It’s another tough blow for the oft-injured Denaburg, who since he was selected 27th in the country out of Merritt Island (Fla.) High School three years ago has thrown only 20 1/3 professional innings due to arm troubles.
The 21-year-old right-hander, who received a $3 million signing bonus, appeared in seven games (four starts) for the Rookie-level Gulf Coast League Nationals during the summer of 2019 before he was shut down. He then had arthroscopic shoulder surgery that winter and was rehabbing from the procedure when camps were shut down last March due to the pandemic.
Denaburg wasn’t included among the other young pitching prospects who were at the alternate training site in Fredericksburg last summer, but he did participate in the club’s modified fall instructional league in Florida. He reported for camp this spring and was hopeful of enjoying a healthy season, but on Saturday night, he posted a photo of himself on Instagram in a hospital bed with his arm in a sling.
“These last couple years have been hard,” Denaburg wrote. “But there are better days ahead. You can control 2 things in life. Effort and Attitude. As long as you control those you will reach places you never thought were possible.

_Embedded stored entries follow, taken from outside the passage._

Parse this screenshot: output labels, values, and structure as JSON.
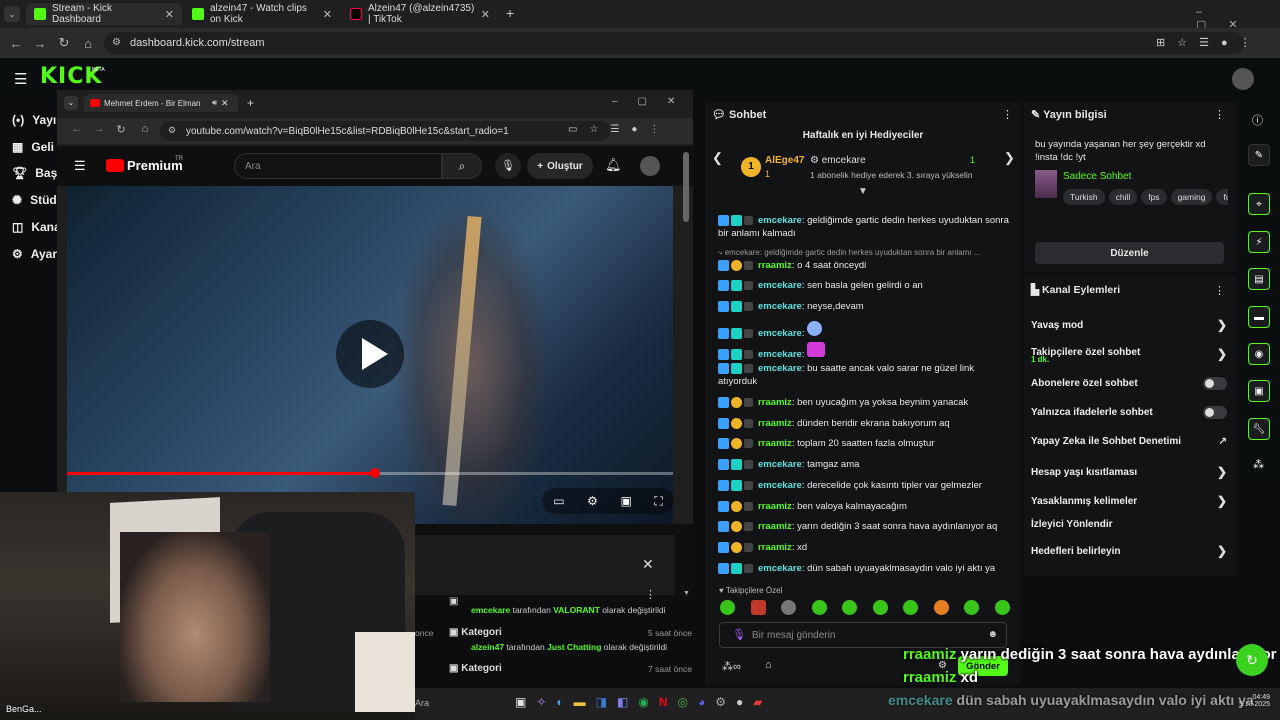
{
  "browser": {
    "tabs": [
      {
        "title": "Stream - Kick Dashboard",
        "active": true
      },
      {
        "title": "alzein47 - Watch clips on Kick",
        "active": false
      },
      {
        "title": "Alzein47 (@alzein4735) | TikTok",
        "active": false
      }
    ],
    "url": "dashboard.kick.com/stream"
  },
  "kick": {
    "logo": "KICK",
    "beta": "BETA",
    "left_nav": [
      "Yayı",
      "Geli",
      "Başa",
      "Stüd",
      "Kana",
      "Ayar"
    ]
  },
  "popup": {
    "tab_title": "Mehmet Erdem - Bir Elman",
    "url": "youtube.com/watch?v=BiqB0lHe15c&list=RDBiqB0lHe15c&start_radio=1",
    "yt_logo": "Premium",
    "yt_region": "TR",
    "search_placeholder": "Ara",
    "create_label": "Oluştur"
  },
  "chat": {
    "header": "Sohbet",
    "top_gifters_title": "Haftalık en iyi Hediyeciler",
    "gifter_rank": "1",
    "gifter_name": "AlEge47",
    "gifter_count": "1",
    "gifter_rank2": "1",
    "gifter_name2": "emcekare",
    "gifter_count2": "1",
    "gifter_note": "1 abonelik hediye ederek 3. sıraya yükselin",
    "reply_preview": "emcekare: geldiğimde gartic dedin herkes uyuduktan sonra bir anlamı ...",
    "messages": [
      {
        "user": "emcekare",
        "sep": ": ",
        "text": "geldiğimde gartic dedin herkes uyuduktan sonra bir anlamı kalmadı"
      },
      {
        "user": "rraamiz",
        "sep": ": ",
        "text": "o 4 saat önceydi"
      },
      {
        "user": "emcekare",
        "sep": ": ",
        "text": "sen basla gelen gelirdi o an"
      },
      {
        "user": "emcekare",
        "sep": ": ",
        "text": "neyse,devam"
      },
      {
        "user": "emcekare",
        "sep": ": ",
        "text": ""
      },
      {
        "user": "emcekare",
        "sep": ": ",
        "text": ""
      },
      {
        "user": "emcekare",
        "sep": ": ",
        "text": "bu saatte ancak valo sarar ne güzel link atıyorduk"
      },
      {
        "user": "rraamiz",
        "sep": ": ",
        "text": "ben uyucağım ya yoksa beynim yanacak"
      },
      {
        "user": "rraamiz",
        "sep": ": ",
        "text": "dünden beridir ekrana bakıyorum aq"
      },
      {
        "user": "rraamiz",
        "sep": ": ",
        "text": "toplam 20 saatten fazla olmuştur"
      },
      {
        "user": "emcekare",
        "sep": ": ",
        "text": "tamgaz ama"
      },
      {
        "user": "emcekare",
        "sep": ": ",
        "text": "derecelide çok kasıntı tipler var gelmezler"
      },
      {
        "user": "rraamiz",
        "sep": ": ",
        "text": "ben valoya kalmayacağım"
      },
      {
        "user": "rraamiz",
        "sep": ": ",
        "text": "yarın dediğin 3 saat sonra hava aydınlanıyor aq"
      },
      {
        "user": "rraamiz",
        "sep": ": ",
        "text": "xd"
      },
      {
        "user": "emcekare",
        "sep": ": ",
        "text": "dün sabah uyuayaklmasaydın valo iyi aktı ya"
      }
    ],
    "followers_only": "Takipçilere Özel",
    "input_placeholder": "Bir mesaj gönderin",
    "send_label": "Gönder"
  },
  "info": {
    "title": "Yayın bilgisi",
    "stream_title": "bu yayında yaşanan her şey gerçektir xd !insta !dc !yt",
    "category": "Sadece Sohbet",
    "tags": [
      "Turkish",
      "chill",
      "fps",
      "gaming",
      "fu"
    ],
    "edit_label": "Düzenle"
  },
  "actions": {
    "title": "Kanal Eylemleri",
    "items": [
      {
        "label": "Yavaş mod",
        "sub": ""
      },
      {
        "label": "Takipçilere özel sohbet",
        "sub": "1 dk."
      },
      {
        "label": "Abonelere özel sohbet",
        "sub": ""
      },
      {
        "label": "Yalnızca ifadelerle sohbet",
        "sub": ""
      },
      {
        "label": "Yapay Zeka ile Sohbet Denetimi",
        "sub": ""
      },
      {
        "label": "Hesap yaşı kısıtlaması",
        "sub": ""
      },
      {
        "label": "Yasaklanmış kelimeler",
        "sub": ""
      },
      {
        "label": "İzleyici Yönlendir",
        "sub": ""
      },
      {
        "label": "Hedefleri belirleyin",
        "sub": ""
      }
    ]
  },
  "activity": [
    {
      "title": "",
      "by": "emcekare",
      "mid": " tarafından ",
      "cat": "VALORANT",
      "end": " olarak değiştirildi",
      "time": "once"
    },
    {
      "title": "Kategori",
      "by": "alzein47",
      "mid": " tarafından ",
      "cat": "Just Chatting",
      "end": " olarak değiştirildi",
      "time": "5 saat önce"
    },
    {
      "title": "Kategori",
      "by": "",
      "mid": "",
      "cat": "",
      "end": "",
      "time": "7 saat önce"
    }
  ],
  "overlay": {
    "line1_user": "rraamiz",
    "line1_text": "yarın dediğin 3 saat sonra hava aydınlanıyor aq",
    "line2_user": "rraamiz",
    "line2_text": "xd",
    "line3_user": "emcekare",
    "line3_text": "dün sabah uyuayaklmasaydın valo iyi aktı ya",
    "webcam_name": "BenGa..."
  },
  "taskbar": {
    "search": "Ara",
    "time": "04:49",
    "date": "5.10.2025"
  },
  "colors": {
    "kick_green": "#53fc18",
    "emcekare": "#5be3e0",
    "rraamiz": "#53fc18"
  }
}
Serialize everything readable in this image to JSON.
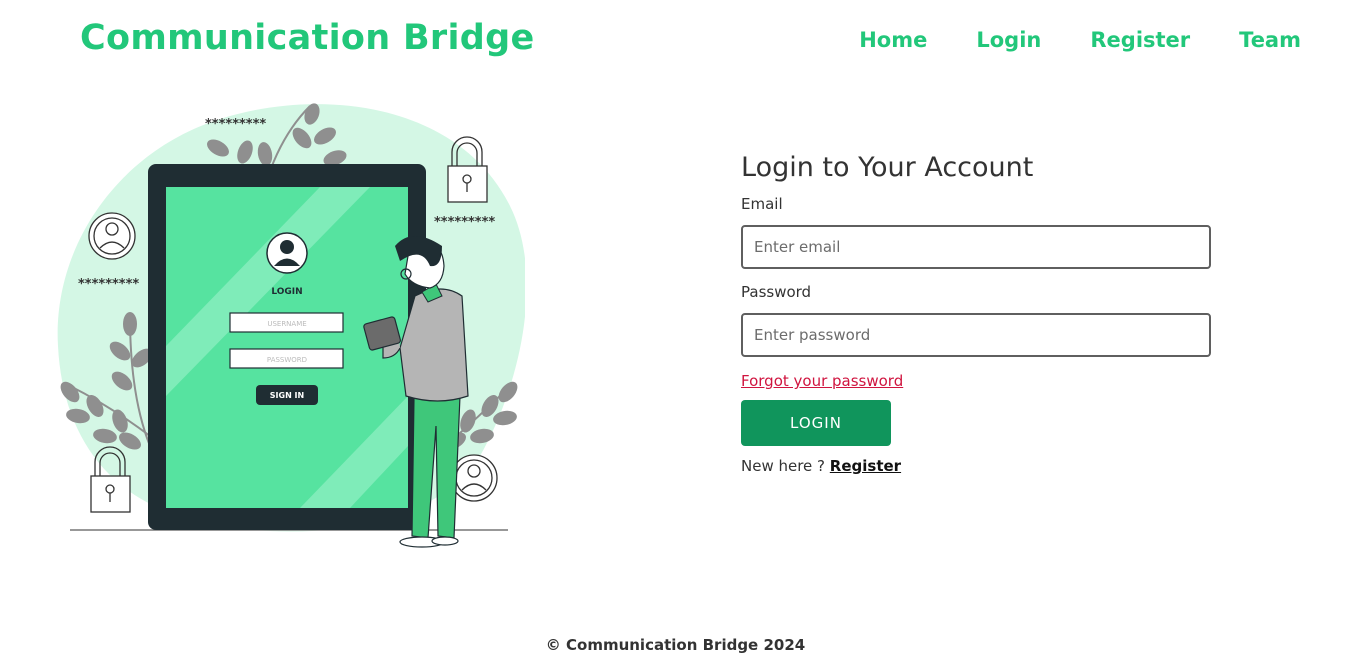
{
  "header": {
    "brand": "Communication Bridge",
    "nav": [
      {
        "label": "Home"
      },
      {
        "label": "Login"
      },
      {
        "label": "Register"
      },
      {
        "label": "Team"
      }
    ]
  },
  "illustration": {
    "masked_top": "*********",
    "masked_right": "*********",
    "masked_left": "*********",
    "screen_title": "LOGIN",
    "username_placeholder": "USERNAME",
    "password_placeholder": "PASSWORD",
    "sign_in": "SIGN IN"
  },
  "login": {
    "title": "Login to Your Account",
    "email_label": "Email",
    "email_placeholder": "Enter email",
    "email_value": "",
    "password_label": "Password",
    "password_placeholder": "Enter password",
    "password_value": "",
    "forgot_label": "Forgot your password",
    "submit_label": "LOGIN",
    "new_here_text": "New here ? ",
    "register_link": "Register"
  },
  "footer": {
    "text": "© Communication Bridge 2024"
  },
  "colors": {
    "brand": "#22c77a",
    "button": "#10955c",
    "forgot_link": "#d0143f",
    "illustration_blob": "#d4f7e5",
    "tablet_frame": "#1f2d33",
    "tablet_screen": "#56e3a0"
  }
}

I will continue to work on becoming the best version of myself to reach my main goal.”
Denaburg’s surgery adds to the growing list of setbacks for the Nationals’ top draft picks over a lengthy period of time, though they haven’t owned a top-10 pick since 2011.
After a wildly successful stretch a decade ago and drafted Stephen Strasburg, Bryce Harper, Anthony Rendon and Drew Storen in a span of three years, the Nationals have seen only one of their first-round picks since 2012 produce more than 2.0 WAR in the big leagues: Lucas Giolito, who is now with the White Sox.
Erick Fedde (2014) is the only other first-round pick since who has any spent any significant time in the majors. Carter Kieboom (2016), Dane Dunning (2016) and Seth Romero (2017) have barely played in the big leagues (Dunning with the White Sox). Denaburg has been beset by injuries. Right-handers Jackson Rutledge (2019) and Cade Cavalli (2020) are now the organization’s top two prospects and impressed in big league camp this spring.
The Nationals lost their 2013 and 2015 first-round picks after they signed free agents Rafael Soriano and Max Scherzer, respectively.